Logo ClickeAprenda
CIE

O Ataque das cigarras


Publicada em: 06/04/2005

Após 17 anos, elas surgem das profundezas da terra para desespero dos habitantes de alguns estados do leste dos Estados Unidos. É a maior invasão já vista no planeta!
 
Se estiver achando que esse é o início de uma amedrontadora história de terror, enganou-se. Não se trata de alienígenas, monstros e nem de espíritos. A invasão é de bilhões de insetos alados, mais precisamente cigarras, extremamente barulhentas.
 
Esse fenômeno faz parte do ciclo de vida desses seres vivos. As fases de vida das cigarras são ovo, ninfa e adulto. Observe a animação abaixo para conhecê-las melhor.

Ciclo de vida das cigarras

Algumas espécies possuem um estágio de ninfa de 17 anos. Depois desse período, as cigarras saem do solo ao mesmo tempo para passar cerca de duas semanas na fase de acasalamento e postura de ovos. São elas que estão nesse momento “invadindo” os estados americanos e enlouquecendo os seus habitantes com o seu canto ensurdecedor!!
 
Por que 17 anos? Por que tanto tempo debaixo do solo?

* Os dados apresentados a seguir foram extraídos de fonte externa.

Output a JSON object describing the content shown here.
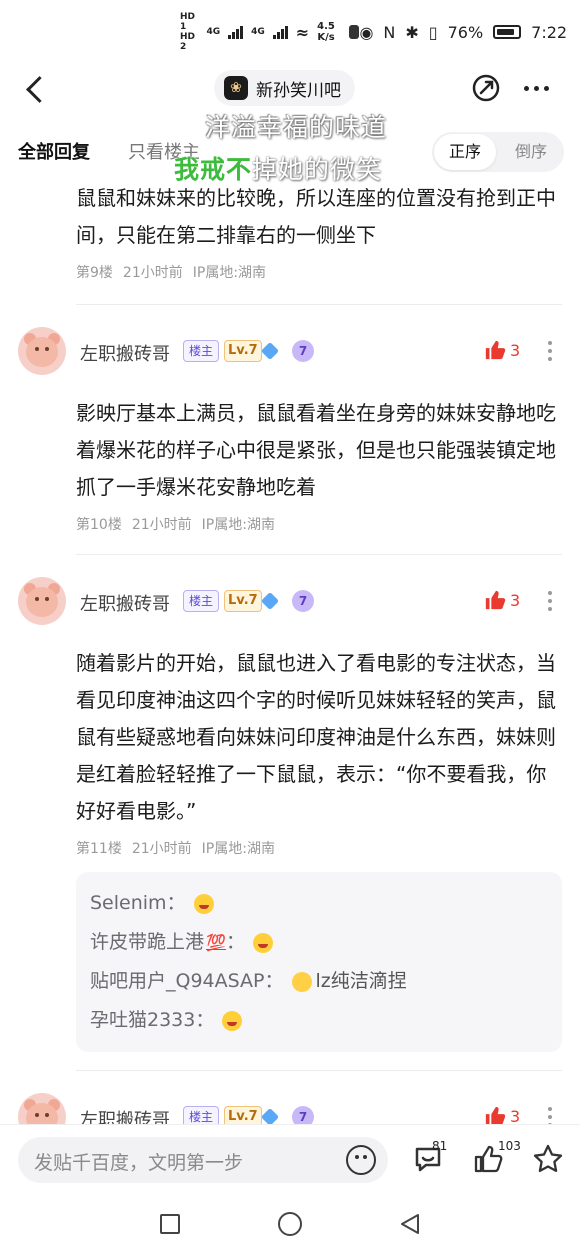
{
  "status_bar": {
    "hd1": "HD 1",
    "hd2": "HD 2",
    "net1": "4G",
    "net2": "4G",
    "speed_value": "4.5",
    "speed_unit": "K/s",
    "battery": "76%",
    "time": "7:22"
  },
  "nav": {
    "forum_name": "新孙笑川吧"
  },
  "tabs": {
    "all_replies": "全部回复",
    "only_lz": "只看楼主",
    "sort_asc": "正序",
    "sort_desc": "倒序"
  },
  "overlay": {
    "line1": "洋溢幸福的味道",
    "line2_highlight": "我戒不",
    "line2_rest": "掉她的微笑"
  },
  "posts": [
    {
      "text": "鼠鼠和妹妹来的比较晚，所以连座的位置没有抢到正中间，只能在第二排靠右的一侧坐下",
      "floor": "第9楼",
      "time": "21小时前",
      "ip": "IP属地:湖南"
    },
    {
      "username": "左职搬砖哥",
      "badge_lz": "楼主",
      "level": "Lv.7",
      "badge_seven": "7",
      "likes": "3",
      "text": "影映厅基本上满员，鼠鼠看着坐在身旁的妹妹安静地吃着爆米花的样子心中很是紧张，但是也只能强装镇定地抓了一手爆米花安静地吃着",
      "floor": "第10楼",
      "time": "21小时前",
      "ip": "IP属地:湖南"
    },
    {
      "username": "左职搬砖哥",
      "badge_lz": "楼主",
      "level": "Lv.7",
      "badge_seven": "7",
      "likes": "3",
      "text": "随着影片的开始，鼠鼠也进入了看电影的专注状态，当看见印度神油这四个字的时候听见妹妹轻轻的笑声，鼠鼠有些疑惑地看向妹妹问印度神油是什么东西，妹妹则是红着脸轻轻推了一下鼠鼠，表示：“你不要看我，你好好看电影。”",
      "floor": "第11楼",
      "time": "21小时前",
      "ip": "IP属地:湖南",
      "replies": [
        {
          "user": "Selenim：",
          "content": ""
        },
        {
          "user": "许皮带跪上港",
          "badge": "💯",
          "sep": "：",
          "content": ""
        },
        {
          "user": "贴吧用户_Q94ASAP：",
          "content": "lz纯洁滴捏"
        },
        {
          "user": "孕吐猫2333：",
          "content": ""
        }
      ]
    },
    {
      "username": "左职搬砖哥",
      "badge_lz": "楼主",
      "level": "Lv.7",
      "badge_seven": "7",
      "likes": "3"
    }
  ],
  "bottom_bar": {
    "placeholder": "发贴千百度，文明第一步",
    "comment_count": "81",
    "like_count": "103"
  },
  "colors": {
    "like_red": "#ea3a2f",
    "overlay_green": "#3cbb3c",
    "lz_badge": "#5b4bd6",
    "level_badge": "#b46c10"
  },
  "icons": [
    "back-icon",
    "share-icon",
    "more-icon",
    "like-icon",
    "emoji-icon",
    "comment-icon",
    "thumb-up-icon",
    "star-icon"
  ]
}
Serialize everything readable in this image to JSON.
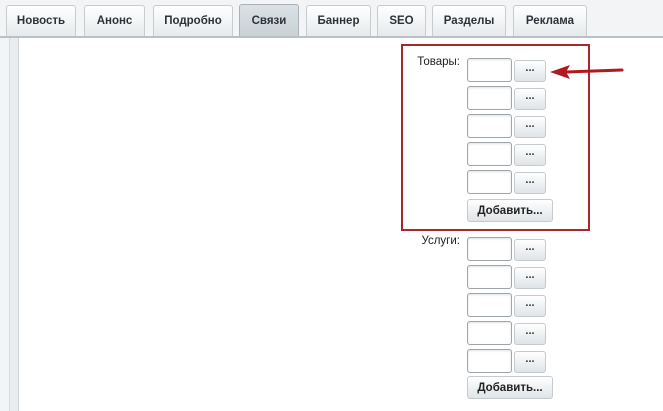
{
  "tabs": [
    {
      "label": "Новость",
      "active": false
    },
    {
      "label": "Анонс",
      "active": false
    },
    {
      "label": "Подробно",
      "active": false
    },
    {
      "label": "Связи",
      "active": true
    },
    {
      "label": "Баннер",
      "active": false
    },
    {
      "label": "SEO",
      "active": false
    },
    {
      "label": "Разделы",
      "active": false
    },
    {
      "label": "Реклама",
      "active": false
    }
  ],
  "goods": {
    "label": "Товары:",
    "rows": [
      {
        "value": "",
        "button": "..."
      },
      {
        "value": "",
        "button": "..."
      },
      {
        "value": "",
        "button": "..."
      },
      {
        "value": "",
        "button": "..."
      },
      {
        "value": "",
        "button": "..."
      }
    ],
    "add_label": "Добавить..."
  },
  "services": {
    "label": "Услуги:",
    "rows": [
      {
        "value": "",
        "button": "..."
      },
      {
        "value": "",
        "button": "..."
      },
      {
        "value": "",
        "button": "..."
      },
      {
        "value": "",
        "button": "..."
      },
      {
        "value": "",
        "button": "..."
      }
    ],
    "add_label": "Добавить..."
  },
  "annotation": {
    "highlight_color": "#a8262c",
    "arrow_color": "#b3181e"
  }
}
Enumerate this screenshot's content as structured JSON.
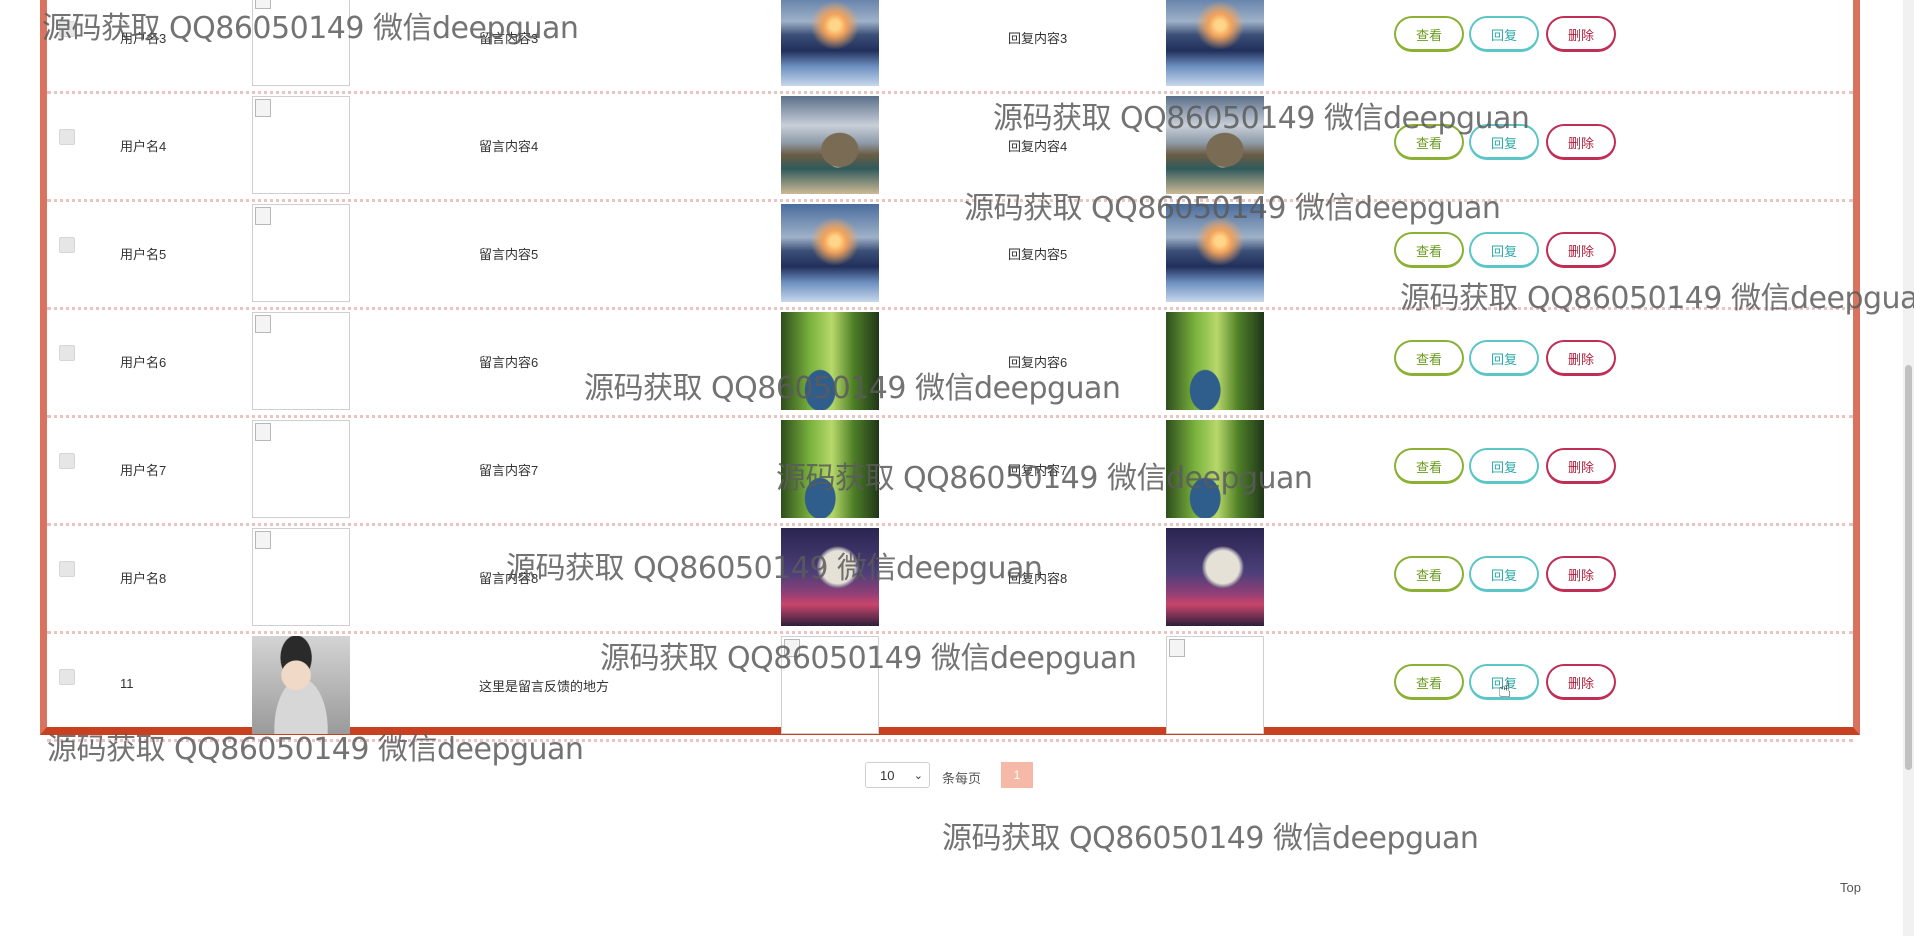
{
  "table": {
    "rows": [
      {
        "user": "用户名3",
        "message": "留言内容3",
        "reply": "回复内容3",
        "avatar": "broken",
        "msgimg": "mountain",
        "replyimg": "mountain"
      },
      {
        "user": "用户名4",
        "message": "留言内容4",
        "reply": "回复内容4",
        "avatar": "broken",
        "msgimg": "arch",
        "replyimg": "arch"
      },
      {
        "user": "用户名5",
        "message": "留言内容5",
        "reply": "回复内容5",
        "avatar": "broken",
        "msgimg": "mountain",
        "replyimg": "mountain"
      },
      {
        "user": "用户名6",
        "message": "留言内容6",
        "reply": "回复内容6",
        "avatar": "broken",
        "msgimg": "forest",
        "replyimg": "forest"
      },
      {
        "user": "用户名7",
        "message": "留言内容7",
        "reply": "回复内容7",
        "avatar": "broken",
        "msgimg": "forest",
        "replyimg": "forest"
      },
      {
        "user": "用户名8",
        "message": "留言内容8",
        "reply": "回复内容8",
        "avatar": "broken",
        "msgimg": "moon",
        "replyimg": "moon"
      },
      {
        "user": "11",
        "message": "这里是留言反馈的地方",
        "reply": "",
        "avatar": "avatar",
        "msgimg": "broken",
        "replyimg": "broken"
      }
    ],
    "actions": {
      "view": "查看",
      "reply": "回复",
      "delete": "删除"
    }
  },
  "pagination": {
    "page_size_selected": "10",
    "per_page_label": "条每页",
    "current_page": "1"
  },
  "top_link": "Top",
  "watermark": "源码获取 QQ86050149 微信deepguan",
  "colors": {
    "border": "#d9735f",
    "view": "#8ab034",
    "reply": "#5cc6c7",
    "delete": "#c02d55",
    "page_active": "#f6b9a8"
  }
}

Esse número é um número primo, da mesma forma que 7, 11 e 13, o número de anos que dura o ciclo de vida de outras espécies de cigarra. Acho que então seria melhor perguntar: porque números primos?
 
Alguns pesquisadores brasileiros, intrigados com esse mistério, foram investigar qual seria a importância dos números primos para essas cigarras e descobriram algo muito interessante. As cigarras que possuíam ciclos de vida com duração igual a números primos, tinham maiores chances de escapar do ataque de predadores e assim sobreviver. No entanto, a estratégia só funcionava se todas as cigarras saíssem do chão ao mesmo tempo.
 
Como será que esses números evitam o confronto dessas cigarras com os seus predadores?

Esses números parecem espalhar-se ao acaso entre os inteiros, sem nenhum padrão aparente.

 

Por exemplo, se analisarmos a sequência 2, 4, 6, 8, 10, 12 e 14 veremos que ela tem continuidade através da soma do número 2 (2 + 2 = 4, 4+2 = 6, etc). Assim, fica fácil prever qual será o próximo número da sequência: basta somar 2 (14 + 2 = 16).
 
Agora se analisarmos a sequência de números primos 2, 3, 5, 7, 11, 13 e 17 não conseguiremos descobrir nenhum padrão (2 + 1 = 3, mas 3 + 1 NÃO é igual a 5) e assim não é possível prever facilmente qual será o próximo número.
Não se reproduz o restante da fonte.